Réforme des pensions : vifs débats à la chambre

Le Vif

Le clivage entre la gauche et la droite concernant les pensions reste bien vivace au sein de la Vivaldi, comme en a témoigné le débat d’actualité organisé mercredi à la Chambre. Celui-ci avait lieu au lendemain de la présentation par le gouvernement de l’accord conclu dans la nuit de lundi à mardi.

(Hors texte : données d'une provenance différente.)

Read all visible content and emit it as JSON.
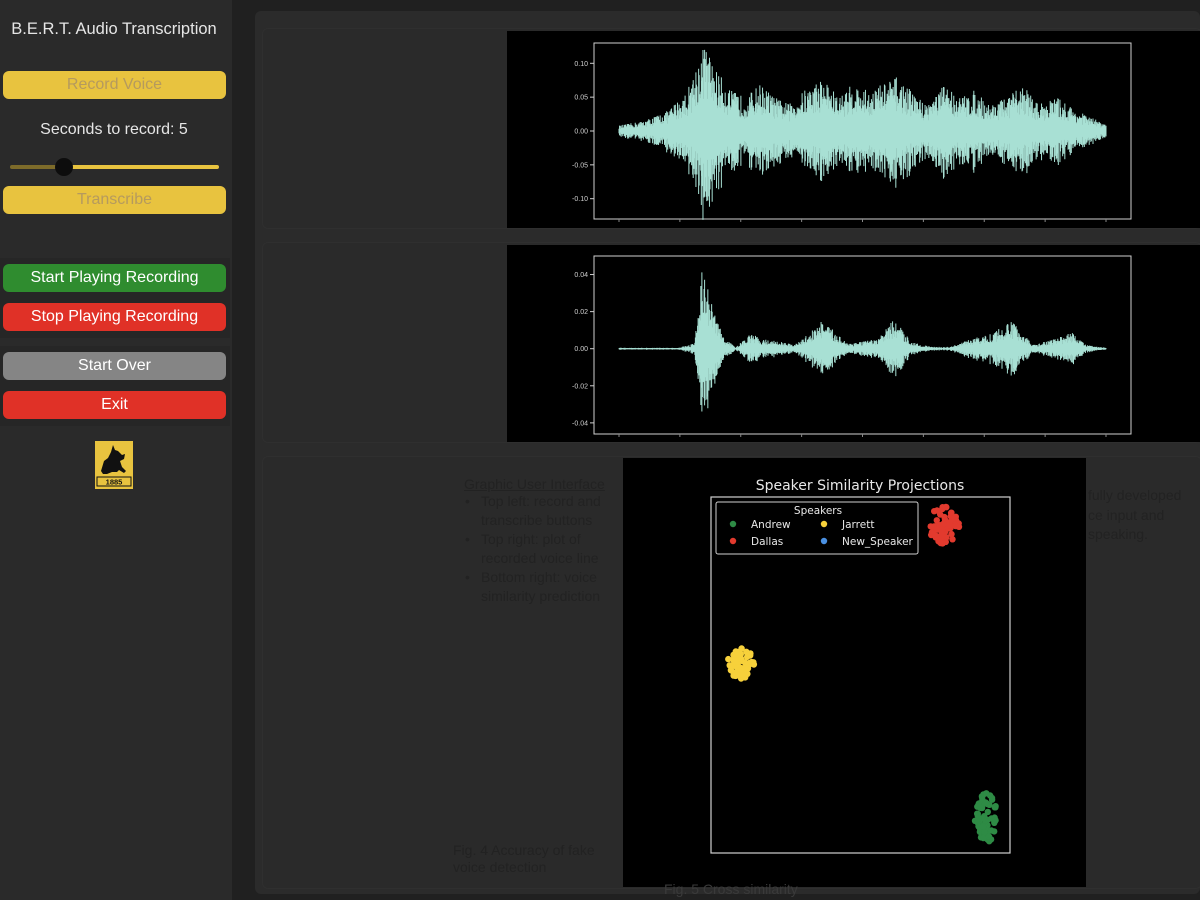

À gauche, Ahmed Laaouej (PS) a remercié la ministre des Pensions Karine Lalieux (PS) : « vous aviez dit que le combat serait rude, nous l’avons vu et vous avez tenu. » Il a en outre fustigé « le fantasme malsain de la figure du chômeur de longue durée qui toucherait la même pension que ceux qui ont travaillé« . « C’est ignoble et indigne de présenter les choses comme cela. Ces fantasmes ne servent que ceux qui veulent faire des économies sur le dos des pensionnés Et ceux-là ont subi une déconvenue, et c’est tant mieux. » De son côté, Marie-Colline Leroy (Ecolo) a souligné les avancées en termes d’égalité hommes-femmes. « Tenez bon et poursuivez sur cette ligne », a-t-elle exhorté.

À droite, le MR a sans surprise rappelé que cet accord n’allait pas assez loin à ses yeux. « Mais c’est un premier pas dans la bonne direction », a nuancé Christophe Bombled. Le libéral a insisté sur la soutenabilité sociale et financière de la réforme, qui doit encore être négociée avec les partenaires sociaux. Même critique du côté du CD&V, où Nahima Lanjri a redéposé sur le pupitre du Premier ministre Alexander De Croo les propositions du parti en la matière.

« Si vous êtes dans une coalition, assumez votre merde« 

Egbert Lachaert, président de l’Open Vld

Ces prises de position ont quelque peu énervé le président de l’Open Vld Egbert Lachaert. «  »Si vous êtes dans une coalition, assumez votre merde (« own your shit ») ! », a lancé le chef de file du parti du Premier ministre face aux critiques également formulées par ses collègues présidents de partis de la majorité. Le député a aussi dénoncé un « festival de désinformation » de la part de l’opposition.

Ce rapport à la vérité a d’ailleurs été le théâtre d’un clash entre Raoul Hedebouw (PTB, opposition) et le prédécesseur de Karine Lalieux aux Pensions, le MR Daniel Bacquelaine. Le premier a qualifié le second de « menteur » lorsqu’il annonçait que seuls 5 à 10% des travailleurs devraient prester jusqu’à 67 ans. « M. Hedebouw manie mieux l’insulte que la vérité », a répondu l’ancien ministre, confirmant ses propos tenus à l’époque de la coalition suédoise. Dans l’opposition, Sophie Rohonyi (DéFI), a jugé l’accord « indigne de l’enjeu ». « Rien sur la soutenabilité budgétaire », a-t-elle critiqué. Catherine Fonck (Les Engagés) a pointé ce clivage gauche-droite. « Ceci n’est pas une réforme des pensions », a-t-elle estimé.